Many Indian addresses and esp. the ones from rural areas begin with a personal name. Usually the name of the head of the family is mentioned in the addresses. Many times, post men, in these areas, know people by the name and in-case the letter is addressed to someone else in the family who is not known to the post man, the letter gets delayed. This is the primary reason for using the name of the head of the family in the address. Most popular keyword to identify such names is C/O or “care of”.
There are other variations of C/O where the exact relation is mentioned like “or S/O or son of”, “D/O or daughter of”, “M/O or mother of” etc.
Goa is a famous tourist spot in India. There is another equally interesting fact surrounding this place. India was dominated by the British for over two hundred years. Goa, on the other hand, was dominated by the Portuguese for over four hundred years. India got its independence in 1947 but the operation “Vijay” was carried out by Indian army in 1961 to liberate Goa.
Names including individual names as well as name of places/buildings/roads in this place sometimes follow the Portuguese style.
Here one can find a street named “18th. June Road”
Now another controversy and debate is going on regarding renaming these streets and buildings!
Usage of roman digits is abundant in Indian addresses. Consider the address:
“C-1 295/296 Rohini Sector-11 Near Bay Japanese Park Back Of welcome Hotel”. In addresses like this, Sector-11 sometimes written as Sector – XI (or Sec XI). Usually sector numbers in Indian addresses at times, are written using roman digits.
Yesterday evening, I was walking down a street named “Camac Street”. When I was looking at a new sign board which displaying another name for this famous street, one my friend happened to call me and asked me where I was. I said “Abanindranath Thakur Sarani” and he expressed his concerns that I was in a weird place. I had to tell him that the new name for the “Camac Street”, according to the Kolkata Municipal Corporation, was “Abanindranath Thakur Sarani” to settle things!

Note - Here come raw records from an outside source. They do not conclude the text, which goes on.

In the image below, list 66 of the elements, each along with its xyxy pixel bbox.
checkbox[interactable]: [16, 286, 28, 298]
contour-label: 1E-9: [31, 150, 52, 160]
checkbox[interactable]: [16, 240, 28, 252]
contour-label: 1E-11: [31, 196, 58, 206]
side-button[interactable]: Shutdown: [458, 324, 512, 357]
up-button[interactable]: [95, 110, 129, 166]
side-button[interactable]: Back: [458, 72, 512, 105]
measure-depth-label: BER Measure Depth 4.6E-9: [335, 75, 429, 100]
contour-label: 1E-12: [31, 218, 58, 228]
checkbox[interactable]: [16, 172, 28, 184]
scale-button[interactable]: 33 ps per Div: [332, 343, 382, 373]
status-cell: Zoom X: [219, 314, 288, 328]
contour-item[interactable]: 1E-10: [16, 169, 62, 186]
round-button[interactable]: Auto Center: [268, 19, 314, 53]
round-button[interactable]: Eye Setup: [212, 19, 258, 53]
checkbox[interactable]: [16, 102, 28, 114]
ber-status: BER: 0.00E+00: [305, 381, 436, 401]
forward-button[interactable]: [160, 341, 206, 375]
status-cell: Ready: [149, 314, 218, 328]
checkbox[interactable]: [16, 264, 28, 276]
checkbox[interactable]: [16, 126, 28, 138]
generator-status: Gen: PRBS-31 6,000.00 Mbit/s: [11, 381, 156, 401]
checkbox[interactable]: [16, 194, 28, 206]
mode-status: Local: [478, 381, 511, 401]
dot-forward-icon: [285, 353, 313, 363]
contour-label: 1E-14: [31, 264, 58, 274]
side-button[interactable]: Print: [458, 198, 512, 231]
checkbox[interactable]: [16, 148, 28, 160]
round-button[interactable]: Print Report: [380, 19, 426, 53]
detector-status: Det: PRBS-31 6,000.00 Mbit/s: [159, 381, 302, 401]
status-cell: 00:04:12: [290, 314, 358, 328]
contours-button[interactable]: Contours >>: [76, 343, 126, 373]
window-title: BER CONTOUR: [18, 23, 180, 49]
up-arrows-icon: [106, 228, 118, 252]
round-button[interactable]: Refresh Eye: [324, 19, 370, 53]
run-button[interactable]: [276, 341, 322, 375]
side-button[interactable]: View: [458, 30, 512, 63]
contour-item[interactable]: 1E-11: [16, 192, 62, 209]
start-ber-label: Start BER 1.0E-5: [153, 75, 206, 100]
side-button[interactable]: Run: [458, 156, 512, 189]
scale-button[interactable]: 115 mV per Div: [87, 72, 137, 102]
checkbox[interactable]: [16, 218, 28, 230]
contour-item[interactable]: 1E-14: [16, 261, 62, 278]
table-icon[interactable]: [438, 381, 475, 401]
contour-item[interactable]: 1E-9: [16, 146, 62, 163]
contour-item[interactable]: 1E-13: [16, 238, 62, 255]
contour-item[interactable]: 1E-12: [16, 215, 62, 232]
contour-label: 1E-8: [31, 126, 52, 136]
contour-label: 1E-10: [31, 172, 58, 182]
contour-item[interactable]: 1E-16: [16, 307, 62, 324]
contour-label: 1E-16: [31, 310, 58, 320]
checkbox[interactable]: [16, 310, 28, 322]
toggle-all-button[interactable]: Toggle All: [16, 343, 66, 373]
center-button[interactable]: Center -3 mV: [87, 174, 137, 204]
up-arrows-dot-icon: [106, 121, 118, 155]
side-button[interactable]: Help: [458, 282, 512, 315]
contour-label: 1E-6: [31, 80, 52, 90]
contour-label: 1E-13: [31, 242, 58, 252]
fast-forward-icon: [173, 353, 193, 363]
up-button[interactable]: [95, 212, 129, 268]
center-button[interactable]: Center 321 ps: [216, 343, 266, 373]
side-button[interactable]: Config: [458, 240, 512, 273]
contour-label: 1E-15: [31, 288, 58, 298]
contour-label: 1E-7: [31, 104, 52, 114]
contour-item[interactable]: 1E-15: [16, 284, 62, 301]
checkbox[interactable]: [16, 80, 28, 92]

Places in India are slowly coming out of its colonial structure and conventions and as a part of this, renaming things is a commonplace now. For this reason, cities like “Bombay” has renamed as “Mumbai” or “Madras” has become “Chennai” and the list continues. Well... “Kolkata” is no different here. Few years back, this city was known as “Calcutta”. It seems that my state “West Bengal” will soon become “Pashchimbanga”.
Also, the postal department has introduced new postal code (or PIN code) numbers recently. PIN code of the place where I live is 700136. Some of the courier companies refused to deliver packages to my residence initially as they were using the old number 700059
How about this address? “Old No 160, New No 111,6th Street Extension, 100 Feet Road, Gandhipuram”
Many addresses in this country contains one or two locations. An example will be:
“36, Arakashan Road, Ram Nagar, Paharganj, Diagonally Opposite to New Delhi Railway Station”
This address points to a commercial place in “Paharganj” area of “New Delhi” (capital of India). It also says that the place is in “Ram Nagar” area which is located in “Paharganj”. Usually the first location encountered when the address is read (from left to right) is located within the second location mentioned in the address.
An example will be:
“8A/48, W.E.A. Channa Market, Karol Bagh, Behind Pusa Road”
Look at the business address: “C/O Star Investments, OPP. Head Post Office Panjim, Tiswadi – 403001”
This address does not contain a street name and number and yet a valid address i.e. addressee can be reached using the postal service.
Most of addresses such as the above can be written in multiple ways which are apparently not similar.